Prompted by James Surowiecki’s most recent New Yorker column, the econoblogosphere has been discussing this paper about purchasing power and income inequality. Says Surowiecki, “In a recent paper on the effect of trade with China, the University of Chicago economists Christian Broda and John Romalis estimate that poor Americans devote around forty per cent more of their spending to ‘non-durable goods’ than rich Americans do. That means that lower-income Americans get a much bigger benefit from the lower prices that trade with China has brought.” Broda and Romalis’s University of Chicago colleague Steven Leavitt (of Freakonomics fame) chimes in, highlighting the counterintuitive idea that “Inequality has not grown over the last decade — at least not very much. What we think is a rise in inequality is merely an artifact of how we measure things.” Which in turn delights Cato Institute scholar Will Wilkinson, who’s anxious to rebut critics of rising income inequality: “If you think economic inequality matters, that’s because you think relative economic well-being matters. If you think economic well-being matters, then what you care about is consumption, not income. So what you’re worried about, my egalitarian friend, is consumption inequality. If the trend in consumption inequality is flat, will you please make a note of it?” That’s all in line with the libertarian ideology that holds that we can’t jeopardize the outsize rewards reaped from capitalism’s “creative destruction” with any sort of regulation lest we hamper society’s “dynamism.” (That’s also why unreconstructed Randians like Alan Greenspan don’t want to do anything to forestall bubbles.)
Somewhat bizarrely, Leavitt argues (perhaps following the paper’s argument, though the abstract draws few interpretive conclusions) that because the lower-income bracket’s basket of goods has seen less inflation than the basket of goods typical for wealthier people, that inequality between the two groups has been mitigated. Felix Salmon questions the numbers here, but there seems to be a strange methodological assumption as well. Poor people haven’t chosen to buy the cheapening goods before the fact; they by them because they have to, because they are already cheap and not because they prefer them. So they may experience less inflation, but their stagnant incomes mean they don’t have the ability to price themselves into a different (and possibly more satisfying, more status conferring) level of consumption. I don’t know about you, but wouldn’t you want the rich person’s basket anyway, assuming you could afford it? Would you prefer clothes from SoHo boutiques or from Factory 2 U? Leavitt’s logic seems to be that you can enrich yourself de facto by buying cheap things, a la the Ernest and Julio Gallo commercial where the sybarite fat cat drinking cheap wine purrs, “How do you think I got so rich?” I don’t feel particularly rich when I go to the 99-cent store to buy recycling bags and am surrounded by mind-boggling amount of cheap crap available—instead I feel thankful that I don’t have to do my ordinary shopping there. It reminds me why it’s so comforting to be in luxury-retail zones, where clutter and sensory assault is minimized and precious retail space is wasted conspicuously. Less, in certain contexts, is much more. I’d suppose I would rather be in a position to enjoy fewer luxuries and revel in the experience they provide than be in a position where I couldn’t even dream about buying such experiences at all.
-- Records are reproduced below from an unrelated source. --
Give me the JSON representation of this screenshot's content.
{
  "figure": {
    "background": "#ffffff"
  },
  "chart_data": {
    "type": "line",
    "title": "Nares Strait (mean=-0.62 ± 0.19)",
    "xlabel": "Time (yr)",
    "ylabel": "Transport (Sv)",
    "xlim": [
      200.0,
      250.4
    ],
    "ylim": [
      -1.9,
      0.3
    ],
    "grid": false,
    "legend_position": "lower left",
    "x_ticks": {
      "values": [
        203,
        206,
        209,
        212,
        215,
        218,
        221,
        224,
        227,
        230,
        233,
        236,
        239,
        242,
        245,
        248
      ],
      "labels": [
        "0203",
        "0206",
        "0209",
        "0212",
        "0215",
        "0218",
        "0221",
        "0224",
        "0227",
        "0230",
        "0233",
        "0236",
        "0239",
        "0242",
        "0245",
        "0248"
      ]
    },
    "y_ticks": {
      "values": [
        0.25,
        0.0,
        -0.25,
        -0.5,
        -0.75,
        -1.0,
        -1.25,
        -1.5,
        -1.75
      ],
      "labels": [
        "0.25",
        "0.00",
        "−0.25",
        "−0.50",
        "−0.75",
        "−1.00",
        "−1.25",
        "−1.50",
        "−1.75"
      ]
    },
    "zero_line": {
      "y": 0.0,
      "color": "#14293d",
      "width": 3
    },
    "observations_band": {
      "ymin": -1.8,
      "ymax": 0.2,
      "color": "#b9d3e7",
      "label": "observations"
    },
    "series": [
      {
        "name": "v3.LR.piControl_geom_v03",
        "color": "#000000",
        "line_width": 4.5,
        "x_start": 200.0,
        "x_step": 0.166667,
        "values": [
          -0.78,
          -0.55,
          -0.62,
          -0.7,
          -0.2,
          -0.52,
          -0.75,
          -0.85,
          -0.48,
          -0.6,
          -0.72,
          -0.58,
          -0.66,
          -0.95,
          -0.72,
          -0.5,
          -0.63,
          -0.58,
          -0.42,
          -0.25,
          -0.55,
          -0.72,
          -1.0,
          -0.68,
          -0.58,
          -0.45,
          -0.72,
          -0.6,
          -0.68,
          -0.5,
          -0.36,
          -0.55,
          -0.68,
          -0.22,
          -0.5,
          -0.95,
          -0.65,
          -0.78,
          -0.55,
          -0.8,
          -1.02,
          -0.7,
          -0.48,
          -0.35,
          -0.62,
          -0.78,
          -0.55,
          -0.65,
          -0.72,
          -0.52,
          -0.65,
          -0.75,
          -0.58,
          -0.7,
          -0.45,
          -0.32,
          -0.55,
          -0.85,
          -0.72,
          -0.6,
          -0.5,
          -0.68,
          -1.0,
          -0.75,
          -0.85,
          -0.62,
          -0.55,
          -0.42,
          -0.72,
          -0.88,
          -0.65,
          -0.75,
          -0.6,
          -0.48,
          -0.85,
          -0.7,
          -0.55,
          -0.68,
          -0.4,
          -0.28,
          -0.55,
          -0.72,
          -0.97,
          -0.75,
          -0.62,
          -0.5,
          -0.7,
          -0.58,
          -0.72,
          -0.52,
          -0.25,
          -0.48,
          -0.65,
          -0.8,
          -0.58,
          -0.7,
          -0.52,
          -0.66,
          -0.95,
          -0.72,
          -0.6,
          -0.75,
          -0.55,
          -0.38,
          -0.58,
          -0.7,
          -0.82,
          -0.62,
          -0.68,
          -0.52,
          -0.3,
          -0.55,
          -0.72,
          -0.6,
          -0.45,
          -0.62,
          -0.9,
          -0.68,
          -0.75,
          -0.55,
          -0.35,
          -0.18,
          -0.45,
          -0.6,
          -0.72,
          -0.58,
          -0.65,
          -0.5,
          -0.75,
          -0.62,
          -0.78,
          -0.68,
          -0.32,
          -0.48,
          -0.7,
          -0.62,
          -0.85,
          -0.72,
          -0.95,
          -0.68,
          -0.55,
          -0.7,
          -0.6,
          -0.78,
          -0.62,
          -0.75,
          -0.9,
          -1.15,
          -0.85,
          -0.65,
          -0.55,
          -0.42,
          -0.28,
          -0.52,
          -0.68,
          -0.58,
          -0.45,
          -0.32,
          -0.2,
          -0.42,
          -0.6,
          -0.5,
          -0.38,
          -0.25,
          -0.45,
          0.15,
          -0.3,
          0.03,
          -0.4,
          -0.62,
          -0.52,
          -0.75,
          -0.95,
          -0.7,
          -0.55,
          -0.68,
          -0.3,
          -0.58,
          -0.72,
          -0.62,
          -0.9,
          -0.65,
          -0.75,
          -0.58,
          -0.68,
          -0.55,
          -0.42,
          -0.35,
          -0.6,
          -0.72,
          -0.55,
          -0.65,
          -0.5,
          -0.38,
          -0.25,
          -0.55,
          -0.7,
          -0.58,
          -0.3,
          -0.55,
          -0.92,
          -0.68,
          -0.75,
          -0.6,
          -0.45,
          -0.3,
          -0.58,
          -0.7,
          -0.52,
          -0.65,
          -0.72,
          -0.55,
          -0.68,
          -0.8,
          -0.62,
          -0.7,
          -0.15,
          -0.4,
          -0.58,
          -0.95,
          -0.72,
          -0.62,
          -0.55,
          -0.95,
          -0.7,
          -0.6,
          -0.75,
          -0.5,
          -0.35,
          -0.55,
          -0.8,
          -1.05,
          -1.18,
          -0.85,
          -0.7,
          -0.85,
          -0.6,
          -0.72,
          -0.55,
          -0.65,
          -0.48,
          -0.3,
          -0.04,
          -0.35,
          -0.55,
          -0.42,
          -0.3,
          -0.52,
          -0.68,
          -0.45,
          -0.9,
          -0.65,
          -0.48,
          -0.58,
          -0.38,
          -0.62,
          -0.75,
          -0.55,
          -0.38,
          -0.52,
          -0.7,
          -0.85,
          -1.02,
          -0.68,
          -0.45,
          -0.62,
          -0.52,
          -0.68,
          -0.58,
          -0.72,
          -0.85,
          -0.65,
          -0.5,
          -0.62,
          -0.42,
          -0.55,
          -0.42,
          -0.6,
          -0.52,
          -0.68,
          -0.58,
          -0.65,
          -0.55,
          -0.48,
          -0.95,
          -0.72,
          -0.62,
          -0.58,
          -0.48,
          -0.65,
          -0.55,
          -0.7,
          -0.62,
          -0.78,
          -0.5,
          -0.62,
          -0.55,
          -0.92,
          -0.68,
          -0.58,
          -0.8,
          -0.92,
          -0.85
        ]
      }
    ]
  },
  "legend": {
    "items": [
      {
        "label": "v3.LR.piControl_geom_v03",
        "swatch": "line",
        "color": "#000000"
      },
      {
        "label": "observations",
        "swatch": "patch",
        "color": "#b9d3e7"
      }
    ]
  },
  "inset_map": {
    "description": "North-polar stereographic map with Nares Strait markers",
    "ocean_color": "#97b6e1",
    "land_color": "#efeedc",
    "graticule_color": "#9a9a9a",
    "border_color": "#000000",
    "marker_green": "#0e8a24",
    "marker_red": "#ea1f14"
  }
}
As economist Lane Kenworthy argues
Consumption is worth paying attention to. But income is important in its own right because it confers capabilities to make choices. What matters, in this view, is what you are able to buy rather than what you want to buy. If a rich person with expensive tastes gets an extra $100,000, she can continue buying high-end clothes and gadgets. Or she can choose to purchase low-end Chinese-made products and save the difference. Suggesting that if she opts for the former there has been no rise in inequality is not very compelling.